Tujuan kelompok kerja adalah untuk menggali temuan-temuan riset mutakhir di seputar tema-tema kehidupan keagamaan; menginformasikan pengambilan kebijakan di bidang kehidupan keagamaan di Indonesia; memperkuat komunikasi dan interaksi antara produsen pengetahuan dan pengambil kebijakan di bidang kehidupan keagamaan di Indonesia.
Selama ini pengelolaan kehidupan keagamaan sudah menjadi perdebatan publik sepanjang sejarah Indonesia, dan terus berlanjut pasca-reformasi 1998. Sayangnya, perdebatan yang panjang ini belum diiringi dengan lahirnya hasil-hasil studi bermutu dan terobosan kebijakan yang berbasis bukti yang disediakan studi-studi tersebut.
Hal ini nampak dalam perdebatan menyangkut rancangan undang-undang perlindungan umat beragama yang tengah disiapkan pemerintah selama beberapa tahun terakhir.
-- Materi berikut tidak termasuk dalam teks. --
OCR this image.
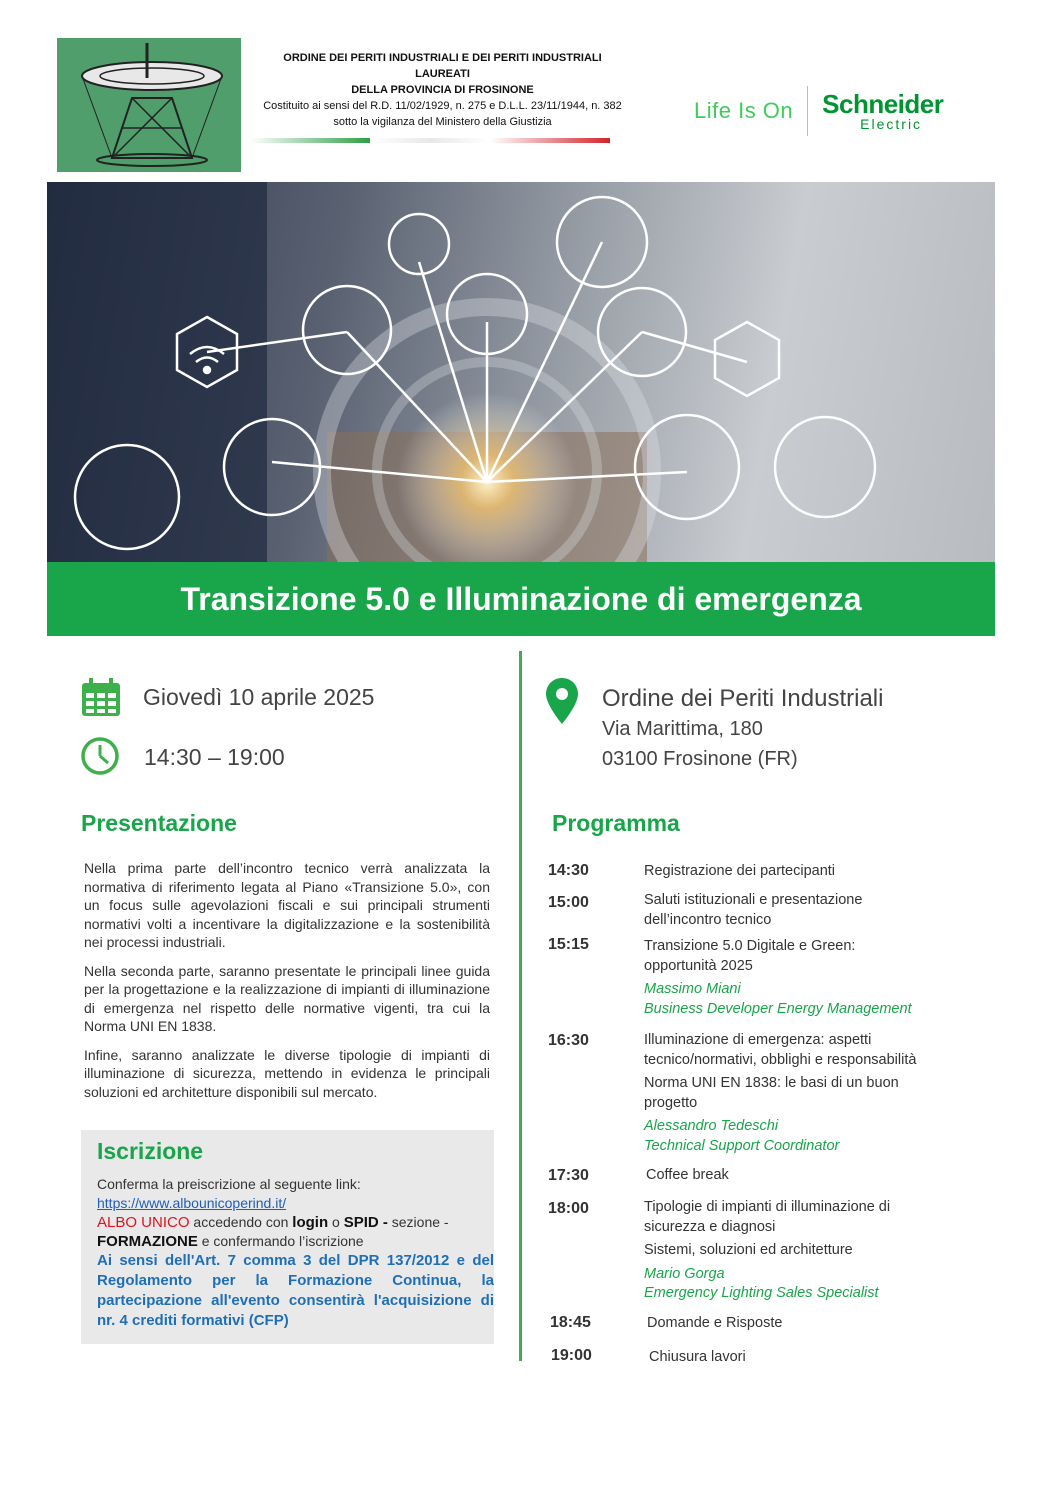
ORDINE DEI PERITI INDUSTRIALI E DEI PERITI INDUSTRIALI
LAUREATI
DELLA PROVINCIA DI FROSINONE
Costituito ai sensi del R.D. 11/02/1929, n. 275 e D.L.L. 23/11/1944, n. 382
sotto la vigilanza del Ministero della Giustizia	Life Is On Schneider
Electric
Transizione 5.0 e Illuminazione di emergenza
Giovedì 10 aprile 2025
14:30 – 19:00
Ordine dei Periti Industriali
Via Marittima, 180
03100 Frosinone (FR)
Presentazione

Nella prima parte dell’incontro tecnico verrà analizzata la normativa di riferimento legata al Piano «Transizione 5.0», con un focus sulle agevolazioni fiscali e sui principali strumenti normativi volti a incentivare la digitalizzazione e la sostenibilità nei processi industriali.

Nella seconda parte, saranno presentate le principali linee guida per la progettazione e la realizzazione di impianti di illuminazione di emergenza nel rispetto delle normative vigenti, tra cui la Norma UNI EN 1838.

Infine, saranno analizzate le diverse tipologie di impianti di illuminazione di sicurezza, mettendo in evidenza le principali soluzioni ed architetture disponibili sul mercato.

Iscrizione
Conferma la preiscrizione al seguente link:
https://www.albounicoperind.it/
ALBO UNICO accedendo con login o SPID - sezione - FORMAZIONE e confermando l’iscrizione
Ai sensi dell'Art. 7 comma 3 del DPR 137/2012 e del Regolamento per la Formazione Continua, la partecipazione all'evento consentirà l'acquisizione di nr. 4 crediti formativi (CFP)
Programma
14:30	Registrazione dei partecipanti
15:00	Saluti istituzionali e presentazione dell’incontro tecnico
15:15	Transizione 5.0 Digitale e Green: opportunità 2025
Massimo Miani
Business Developer Energy Management
16:30	Illuminazione di emergenza: aspetti tecnico/normativi, obblighi e responsabilità
Norma UNI EN 1838: le basi di un buon progetto
Alessandro Tedeschi
Technical Support Coordinator
17:30	Coffee break
18:00	Tipologie di impianti di illuminazione di sicurezza e diagnosi
Sistemi, soluzioni ed architetture
Mario Gorga
Emergency Lighting Sales Specialist
18:45	Domande e Risposte
19:00	Chiusura lavori
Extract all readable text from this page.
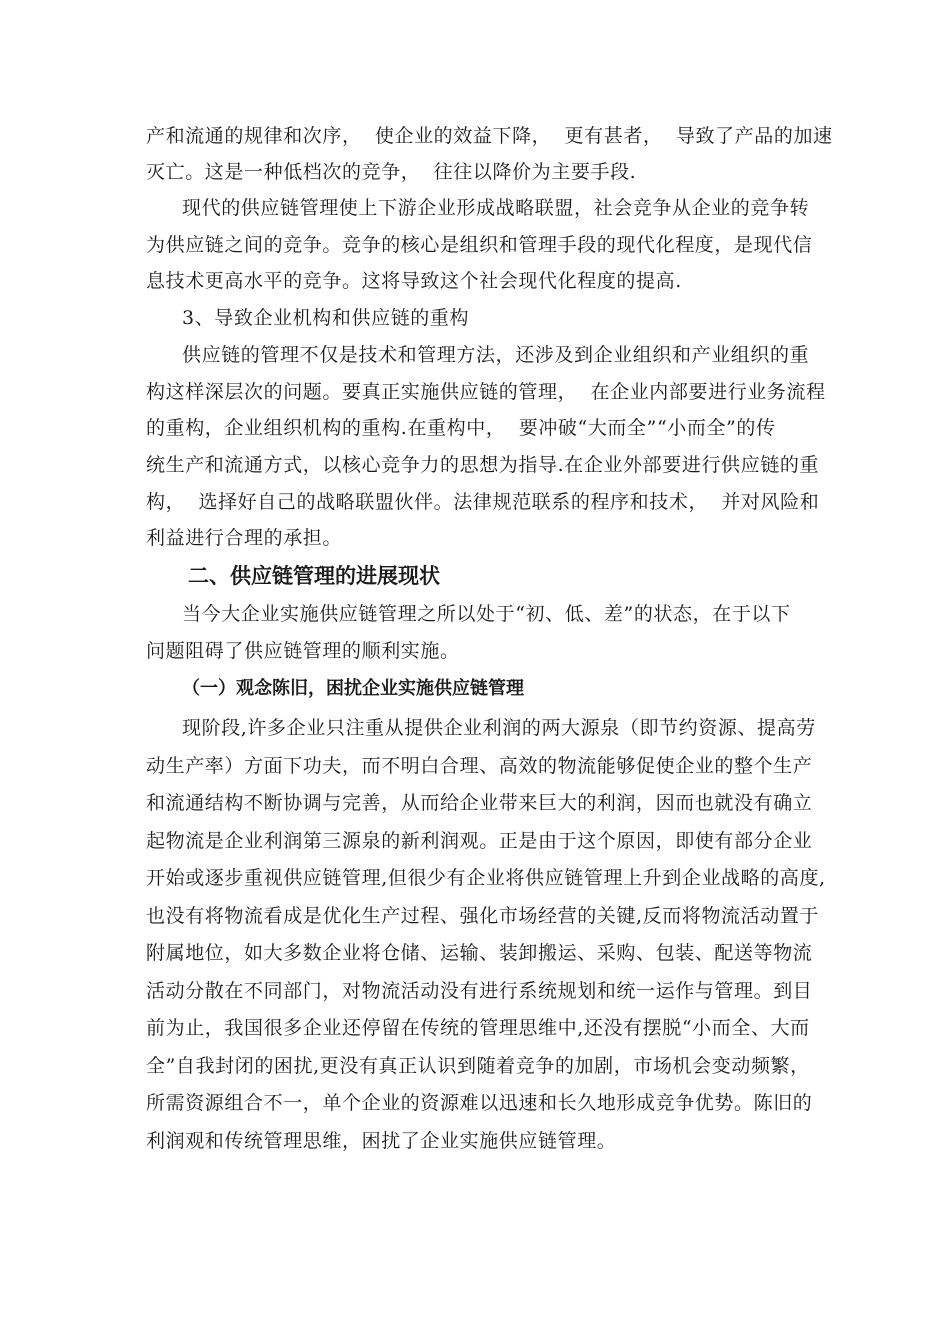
产和流通的规律和次序，  使企业的效益下降，  更有甚者，  导致了产品的加速
灭亡。这是一种低档次的竞争，  往往以降价为主要手段.
现代的供应链管理使上下游企业形成战略联盟，社会竞争从企业的竞争转
为供应链之间的竞争。竞争的核心是组织和管理手段的现代化程度，是现代信
息技术更高水平的竞争。这将导致这个社会现代化程度的提高.
3、导致企业机构和供应链的重构
供应链的管理不仅是技术和管理方法，还涉及到企业组织和产业组织的重
构这样深层次的问题。要真正实施供应链的管理，  在企业内部要进行业务流程
的重构，企业组织机构的重构.在重构中，  要冲破“大而全”“小而全”的传
统生产和流通方式，以核心竞争力的思想为指导.在企业外部要进行供应链的重
构，  选择好自己的战略联盟伙伴。法律规范联系的程序和技术，  并对风险和
利益进行合理的承担。
二、供应链管理的进展现状
当今大企业实施供应链管理之所以处于“初、低、差”的状态，在于以下
问题阻碍了供应链管理的顺利实施。
（一）观念陈旧，困扰企业实施供应链管理
现阶段,许多企业只注重从提供企业利润的两大源泉（即节约资源、提高劳
动生产率）方面下功夫，而不明白合理、高效的物流能够促使企业的整个生产
和流通结构不断协调与完善，从而给企业带来巨大的利润，因而也就没有确立
起物流是企业利润第三源泉的新利润观。正是由于这个原因，即使有部分企业
开始或逐步重视供应链管理,但很少有企业将供应链管理上升到企业战略的高度,
也没有将物流看成是优化生产过程、强化市场经营的关键,反而将物流活动置于
附属地位，如大多数企业将仓储、运输、装卸搬运、采购、包装、配送等物流
活动分散在不同部门，对物流活动没有进行系统规划和统一运作与管理。到目
前为止，我国很多企业还停留在传统的管理思维中,还没有摆脱“小而全、大而
全”自我封闭的困扰,更没有真正认识到随着竞争的加剧，市场机会变动频繁，
所需资源组合不一，单个企业的资源难以迅速和长久地形成竞争优势。陈旧的
利润观和传统管理思维，困扰了企业实施供应链管理。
Perdebatan yang bergulir, seperti soal kebebasan dan kerukunan, tidak ditopang studi yang kokoh dan hingga kini bahkan naskah akademik RUU tersebut masih belum ada kejelasan.
Padahal sebagai negara demokrasi dengan penduduk mayoritas Muslim terbesar dan sangat majemuk, hasil studi dan kebijakan mengenai kehidupan keagamaan di Indonesia selalu menjadi sorotan dunia. Selain penguatan sisi produsen pengetahuan dan pengambil kebijakan, perlu ada upaya serius untuk memperkuat interaksi antara keduanya.
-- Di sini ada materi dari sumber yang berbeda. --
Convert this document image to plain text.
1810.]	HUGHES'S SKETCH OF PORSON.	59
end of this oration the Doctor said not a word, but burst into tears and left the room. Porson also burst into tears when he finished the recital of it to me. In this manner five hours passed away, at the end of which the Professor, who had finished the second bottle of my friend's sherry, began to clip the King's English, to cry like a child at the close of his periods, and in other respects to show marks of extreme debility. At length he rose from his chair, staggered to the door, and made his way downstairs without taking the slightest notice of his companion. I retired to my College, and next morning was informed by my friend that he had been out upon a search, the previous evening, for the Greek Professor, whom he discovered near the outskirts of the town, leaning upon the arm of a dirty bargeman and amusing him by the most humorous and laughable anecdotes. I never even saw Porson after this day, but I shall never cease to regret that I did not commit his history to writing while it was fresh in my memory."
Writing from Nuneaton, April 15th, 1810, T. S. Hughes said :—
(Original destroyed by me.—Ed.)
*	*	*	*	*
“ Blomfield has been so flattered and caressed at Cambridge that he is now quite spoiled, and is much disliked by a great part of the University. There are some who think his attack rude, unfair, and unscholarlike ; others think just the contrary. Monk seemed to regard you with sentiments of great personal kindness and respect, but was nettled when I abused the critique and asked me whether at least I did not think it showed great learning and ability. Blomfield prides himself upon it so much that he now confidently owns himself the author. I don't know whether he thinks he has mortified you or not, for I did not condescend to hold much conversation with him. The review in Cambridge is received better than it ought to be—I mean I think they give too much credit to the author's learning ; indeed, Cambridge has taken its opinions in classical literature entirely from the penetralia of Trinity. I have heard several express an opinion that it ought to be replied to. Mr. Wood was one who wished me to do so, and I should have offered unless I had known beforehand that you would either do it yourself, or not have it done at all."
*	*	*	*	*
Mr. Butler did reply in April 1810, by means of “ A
Selain kerukunan antar-umat beragama, tema-tema yang akan dibahas kelompok kerja ini di antaranya adalah soal toleransi, definisi agama (registrasi agama, agama leluhur, dan aliran-aliran keagamaan), penodaan agama, siar keagamaan, pendirian rumah ibadat, kekerasan berbasis-agama, radikalisasi dan deradikalisasi, dan lainnya.
Tema-tema di atas akan disoroti dari segi sejauh mana riset tentang tema-tema ini sudah dilakukan; aspek apa saja yang menjadi pusat perdebatan; sejauh mana riset dan perdebatan tersebut memengaruhi kebijakan yang pemerintah; serta terobosan riset dan kebijakan seperti apa yang dapat ditawarkan untuk menjembatani pertentangan tersebut.
Sebagai langkah awal, pertemuan ini mematangkan konsep dan konsultasi dengan para stakeholders. Setelah itu, para penulis yang terpilih akan diundang untuk menulis makalah yang akan dibahas dalam pertemuan terbatas melibatkan peneliti dan pengambil kebijakan. Makalah yang telah terkumpul kemudian akan disunting dan diterbitkan dalam bentuk buku untuk disosialisasikan.